Software & Data Management

Embedded firmware supports up to 100 user-defined test programs, each with up to 99 segments and programmable ramp rates (0.1–30 °C/min). Real-time data logging records temperature at three spatially distributed points (top/mid/bottom of test zone) at 1-second intervals, storing >30 days of continuous data onboard. Export formats include CSV and PDF reports with timestamped metadata, pass/fail status flags, and deviation alerts. Optional PC software provides advanced analysis tools—including thermal gradient mapping, cycle-to-failure prediction models, and statistical process control (SPC) charts aligned with AIAG CQI-9 guidelines. Audit trail functionality complies with FDA 21 CFR Part 11 for electronic records and signatures when configured with user authentication and role-based access control.

Applications

This chamber is routinely deployed for failure mode identification in solder joint fatigue (IPC-J-STD-020D), polymer embrittlement evaluation (ASTM D790), seal integrity validation (ISO 11607-2), and MEMS package delamination screening. It supports qualification of avionics modules per DO-160G Section 4.5, battery cell thermal runaway propagation studies (UN 38.3 thermal cycling), and accelerated aging of optical coatings per MIL-C-48497A. Universities and national metrology institutes use it for inter-laboratory comparison exercises in thermal stress metrology, while QC labs in semiconductor packaging facilities apply it for lot acceptance testing of flip-chip assemblies prior to burn-in.

FAQ

What is the difference between liquid-based and air-based thermal shock chambers?

Liquid-based systems utilize thermally massive fluid reservoirs and direct-contact transfer mechanisms, achieving faster transition times (<5 min) and tighter temperature control than forced-air designs, which rely on ducted airflow and suffer from thermal inertia and stratification.

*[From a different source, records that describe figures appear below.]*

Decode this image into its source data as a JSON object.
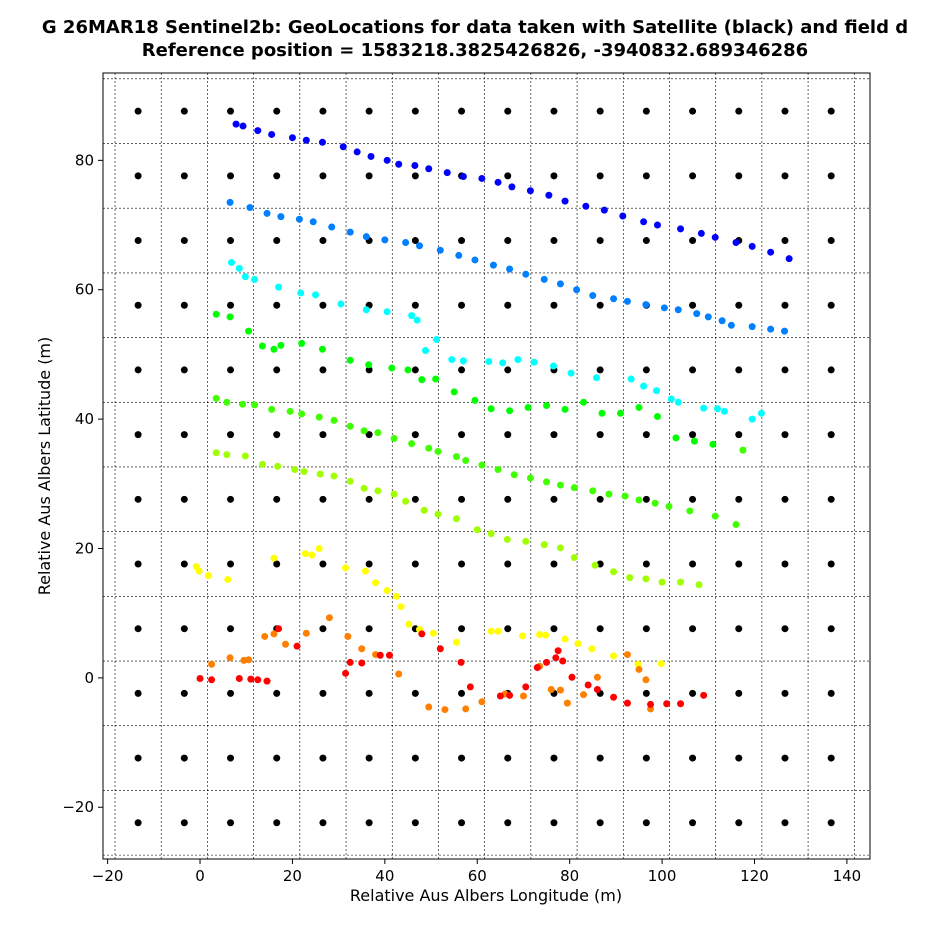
{
  "chart_data": {
    "type": "scatter",
    "title": "G 26MAR18  Sentinel2b: GeoLocations for data taken with Satellite (black) and field d",
    "subtitle": "Reference position = 1583218.3825426826, -3940832.689346286",
    "xlabel": "Relative Aus Albers Longitude (m)",
    "ylabel": "Relative Aus Albers Latitude (m)",
    "xlim": [
      -21,
      145
    ],
    "ylim": [
      -28,
      93.5
    ],
    "xticks": [
      -20,
      0,
      20,
      40,
      60,
      80,
      100,
      120,
      140
    ],
    "xtick_labels": [
      "−20",
      "0",
      "20",
      "40",
      "60",
      "80",
      "100",
      "120",
      "140"
    ],
    "yticks": [
      -20,
      0,
      20,
      40,
      60,
      80
    ],
    "ytick_labels": [
      "−20",
      "0",
      "20",
      "40",
      "60",
      "80"
    ],
    "grid": "dashed",
    "grid_x": [
      -18.4,
      -8.4,
      1.6,
      11.6,
      21.6,
      31.6,
      41.6,
      51.6,
      61.6,
      71.6,
      81.6,
      91.6,
      101.6,
      111.6,
      121.6,
      131.6,
      141.6
    ],
    "grid_y": [
      -27.4,
      -17.4,
      -7.4,
      2.6,
      12.6,
      22.6,
      32.6,
      42.6,
      52.6,
      62.6,
      72.6,
      82.6,
      92.6
    ],
    "series": [
      {
        "color": "#000000",
        "grid": {
          "x_start": -13.4,
          "x_step": 10,
          "x_count": 16,
          "y_start": -22.4,
          "y_step": 10,
          "y_count": 12
        }
      },
      {
        "color": "#0000ff",
        "x": [
          7.8,
          9.3,
          12.5,
          15.5,
          20,
          23,
          26.5,
          31,
          34,
          37,
          40.5,
          43,
          46.5,
          49.5,
          53.5,
          57,
          61,
          64.5,
          67.5,
          71.5,
          75.5,
          79,
          83.5,
          87.5,
          91.5,
          96,
          99,
          104,
          108.5,
          111.5,
          116,
          119.5,
          123.5,
          127.5
        ],
        "y": [
          85.6,
          85.3,
          84.6,
          84,
          83.5,
          83.1,
          82.8,
          82.1,
          81.3,
          80.6,
          80,
          79.4,
          79.2,
          78.7,
          78.1,
          77.5,
          77.2,
          76.6,
          75.9,
          75.3,
          74.6,
          73.7,
          72.9,
          72.3,
          71.4,
          70.5,
          70,
          69.4,
          68.7,
          68.1,
          67.3,
          66.7,
          65.8,
          64.8
        ]
      },
      {
        "color": "#0080ff",
        "x": [
          6.5,
          10.8,
          14.5,
          17.5,
          21.5,
          24.5,
          28.5,
          32.5,
          36,
          40,
          44.5,
          47.5,
          52,
          56,
          59.5,
          63.5,
          67,
          70.5,
          74.5,
          78,
          81.5,
          85,
          89.5,
          92.5,
          96.5,
          100.5,
          103.5,
          107.5,
          110,
          113,
          115,
          119.5,
          123.5,
          126.5
        ],
        "y": [
          73.5,
          72.7,
          71.8,
          71.3,
          70.9,
          70.5,
          69.7,
          68.9,
          68.2,
          67.7,
          67.3,
          66.8,
          66.1,
          65.3,
          64.6,
          63.8,
          63.2,
          62.4,
          61.6,
          60.9,
          60,
          59.1,
          58.6,
          58.2,
          57.7,
          57.2,
          56.9,
          56.3,
          55.8,
          55.2,
          54.5,
          54.3,
          53.9,
          53.6
        ]
      },
      {
        "color": "#00ffff",
        "x": [
          6.8,
          8.5,
          9.8,
          11.8,
          17,
          21.8,
          25,
          30.5,
          36,
          40.5,
          45.8,
          47,
          48.8,
          51.2,
          54.5,
          57,
          62.5,
          65.5,
          68.8,
          72.3,
          76.5,
          80.3,
          85.8,
          93.3,
          96,
          98.8,
          102,
          103.5,
          109,
          112,
          113.5,
          119.5,
          121.5
        ],
        "y": [
          64.2,
          63.3,
          62,
          61.6,
          60.4,
          59.5,
          59.2,
          57.8,
          56.9,
          56.6,
          56,
          55.3,
          50.6,
          52.3,
          49.2,
          49,
          48.9,
          48.7,
          49.2,
          48.8,
          48.2,
          47.1,
          46.4,
          46.2,
          45.1,
          44.4,
          43.1,
          42.6,
          41.7,
          41.6,
          41.2,
          40,
          40.9
        ]
      },
      {
        "color": "#00ff00",
        "x": [
          3.5,
          6.5,
          10.5,
          13.5,
          17.5,
          16,
          22,
          26.5,
          32.5,
          36.5,
          41.5,
          45,
          48,
          51,
          55,
          59.5,
          63,
          67,
          71,
          75,
          79,
          83,
          87,
          91,
          95,
          99,
          103,
          107,
          111
        ],
        "y": [
          56.2,
          55.8,
          53.6,
          51.3,
          51.4,
          50.8,
          51.7,
          50.8,
          49.1,
          48.4,
          47.9,
          47.6,
          46.1,
          46.2,
          44.2,
          42.9,
          41.6,
          41.3,
          41.8,
          42.1,
          41.5,
          42.6,
          40.9,
          40.9,
          41.8,
          40.4,
          37.1,
          36.6,
          36.1
        ]
      },
      {
        "color": "#40ff00",
        "x": [
          3.5,
          5.8,
          9.2,
          11.8,
          15.5,
          19.5,
          22,
          25.8,
          29,
          32.5,
          35.5,
          38.5,
          42,
          45.8,
          49.5,
          51.5,
          55.5,
          57.5,
          61,
          64.5,
          68,
          71.5,
          75,
          78,
          81,
          85,
          88.5,
          92,
          95,
          98.5,
          101.5,
          106,
          111.5,
          116,
          117.5
        ],
        "y": [
          43.2,
          42.6,
          42.3,
          42.2,
          41.5,
          41.2,
          40.8,
          40.3,
          39.8,
          38.9,
          38.2,
          37.9,
          37,
          36.2,
          35.5,
          35,
          34.2,
          33.6,
          32.9,
          32.2,
          31.4,
          30.9,
          30.3,
          29.8,
          29.4,
          28.9,
          28.4,
          28.1,
          27.5,
          27,
          26.5,
          25.8,
          25,
          23.7,
          35.2
        ]
      },
      {
        "color": "#a0ff00",
        "x": [
          3.5,
          5.8,
          9.8,
          13.5,
          16.8,
          20.5,
          22.5,
          26,
          29,
          32.5,
          35.5,
          38.5,
          42,
          44.5,
          48.5,
          51.5,
          55.5,
          60,
          63,
          66.5,
          70.5,
          74.5,
          78,
          81,
          85.5,
          89.5,
          93,
          96.5,
          100,
          104,
          108
        ],
        "y": [
          34.8,
          34.5,
          34.3,
          33,
          32.7,
          32.2,
          31.9,
          31.5,
          31.2,
          30.4,
          29.3,
          28.9,
          28.4,
          27.3,
          25.9,
          25.3,
          24.6,
          22.9,
          22.3,
          21.4,
          21.1,
          20.6,
          20.1,
          18.6,
          17.4,
          16.4,
          15.5,
          15.3,
          14.8,
          14.8,
          14.4
        ]
      },
      {
        "color": "#ffff00",
        "x": [
          -0.8,
          -0.2,
          1.8,
          6,
          16,
          22.8,
          24.2,
          25.8,
          31.5,
          35.8,
          38,
          40.5,
          42.5,
          43.5,
          45.2,
          47.5,
          50.5,
          55.5,
          63,
          64.5,
          69.8,
          73.5,
          74.8,
          79,
          81.8,
          84.8,
          89.5,
          94.8,
          99.8
        ],
        "y": [
          17.2,
          16.5,
          15.8,
          15.2,
          18.5,
          19.2,
          19,
          20,
          17,
          16.5,
          14.7,
          13.5,
          12.6,
          11,
          8.3,
          7.5,
          6.9,
          5.5,
          7.2,
          7.2,
          6.5,
          6.7,
          6.6,
          6,
          5.3,
          4.5,
          3.4,
          2.1,
          2.2
        ]
      },
      {
        "color": "#ff8000",
        "x": [
          2.5,
          6.5,
          9.5,
          10.5,
          14,
          16,
          18.5,
          23,
          28,
          32,
          35,
          38,
          43,
          49.5,
          53,
          57.5,
          61,
          66,
          70,
          73.5,
          76,
          78,
          79.5,
          83,
          86,
          92.5,
          95,
          96.5,
          97.5
        ],
        "y": [
          2.1,
          3.1,
          2.7,
          2.8,
          6.4,
          6.8,
          5.2,
          6.9,
          9.3,
          6.4,
          4.5,
          3.6,
          0.6,
          -4.5,
          -4.9,
          -4.8,
          -3.7,
          -2.5,
          -2.8,
          1.8,
          -1.8,
          -1.9,
          -3.9,
          -2.6,
          0.1,
          3.6,
          1.3,
          -0.3,
          -4.8
        ]
      },
      {
        "color": "#ff0000",
        "x": [
          0,
          2.5,
          8.5,
          11,
          12.5,
          14.5,
          17,
          21,
          31.5,
          32.5,
          35,
          39,
          41,
          48,
          52,
          56.5,
          58.5,
          65,
          67,
          70.5,
          73,
          75,
          77,
          77.5,
          78.5,
          80.5,
          84,
          86,
          89.5,
          92.5,
          97.5,
          101,
          104,
          109
        ],
        "y": [
          -0.1,
          -0.3,
          -0.1,
          -0.2,
          -0.3,
          -0.5,
          7.6,
          4.9,
          0.7,
          2.4,
          2.3,
          3.5,
          3.5,
          6.8,
          4.5,
          2.4,
          -1.4,
          -2.8,
          -2.7,
          -1.4,
          1.6,
          2.4,
          3.1,
          4.2,
          2.6,
          0.1,
          -1.1,
          -1.8,
          -3,
          -3.9,
          -4.1,
          -4,
          -4,
          -2.7
        ]
      }
    ]
  }
}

Can the chamber be validated for GLP/GMP environments?

Yes—when equipped with IQ/OQ documentation packages, calibrated reference sensors, and 21 CFR Part 11-compliant software, it meets GLP (OECD Principles) and GMP (ICH Q5C) requirements for stability-indicating testing.

Is remote diagnostics supported?

Standard Ethernet connectivity enables secure remote access via VPN for firmware updates, log retrieval, and diagnostic troubleshooting by authorized service engineers.

What maintenance intervals are recommended?

Compressor oil and filter replacement every 12 months; refrigerant leak check and system performance verification every 6 months; calibration of all temperature sensors annually against NIST-traceable references.

Are custom test fixtures available?

Yes—custom-designed stainless-steel baskets, thermal mass simulators, and multi-point sensor mounts can be fabricated to match specific DUT geometries and thermal loading profiles.